Here’s a nice example of public data hacking using data straight from Wikipedia for mapping public debt data using the ggplot2 R package.
In this article, I will outline 10 top reasons why public data hacking is a good idea.
Let’s take a look at the list in no particular order:
- Using public data for doing good – Utilizing public data sources, you can focus on a meaningful goal for doing good. This is the main premise of the DataKind organization whose mission statement is “Harnessing the power of data science in the service of humanity” and uses public data for many of its projects. Take some time to review some public data resources and grab a few data sets that align with your personal passions, e.g. climate change, endangered species, traffic, crime, etc. Working on a data science project that’s meaningful to you makes it all the more intriguing and fun.
- Public data is remarkably clean – The public data sets I’ve used were very clean in terms of consistency, missing values, and values that make sense. This may be because the sponsors of public data repositories bear a responsibility to ensure the data is useable and ready for public consumption. Of course, clean data makes the job of a data scientist more streamlined since the data transformation (wrangling, munging) phase of the data science process simpler.
- Ample data volume – Many of the data sets from open data repositories are extensive, going back many years, and provide some rather high dimensionality. If you’re looking to do some big data experimentation, public data may be a great place to start.
- Varied data formats – The public data sites offer a variety of data formats including CSV, XML, JSON, etc. You’ll likely find a format you’re comfortable with.
- Data flexibility – Most open data repositories have very flexible means for selecting just the data you’re interested in. You can select subsets of variables, ranges of values (e.g. dollar ranges, date ranges, etc.), and categorical variable values (e.g. state=”MA”).
- Data diversity – You’ll find that each public data website offers a wide variety of data assets for many diverse problem domains. Sometimes I get new project ideas just browsing through collections of open data sets.
- New data scientists – If you’re a newbie data scientist trying to build up your resume, a great place to start is sharpening your skills with public data. You can choose an application close to your heart, like traffic patterns, air pollution, or crime stats. This way you’ll have extra motivation to ferret out new patterns and predictions to help the cause.

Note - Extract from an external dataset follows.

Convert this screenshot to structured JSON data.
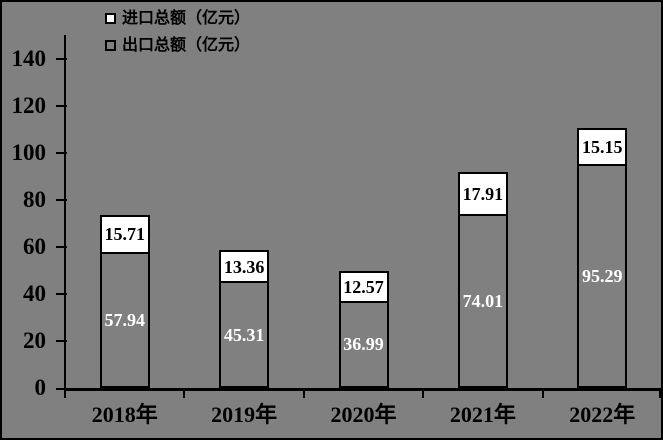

- Generate buzz for personal promotion – If your data science project using public data produces some surprising and/or useful results, you can write a paper summarizing your conclusions and submit it to a few appropriate organizations for promotion. If you’re lucky, you might get some good local press about your project.
- Capstone project material – If you’re in an academic program, including a MOOC specialization, public data sources can be a great basis for a capstone project.
- Obtain domain knowledge – Examining data is a great way to learn in general and also obtain specialized knowledge about a new domain space you may have an interest in. For example, maybe you’re interested in the healthcare industry, so examining public data sets describing the healthcare realm will serve to give you important insights.
I consider the act of public data hacking to be an important tool in the data scientist’s arsenal of problem-solving. Even if your project is primarily based on proprietary enterprise data assets, you can always supplement this data with public data to get even more important perspectives.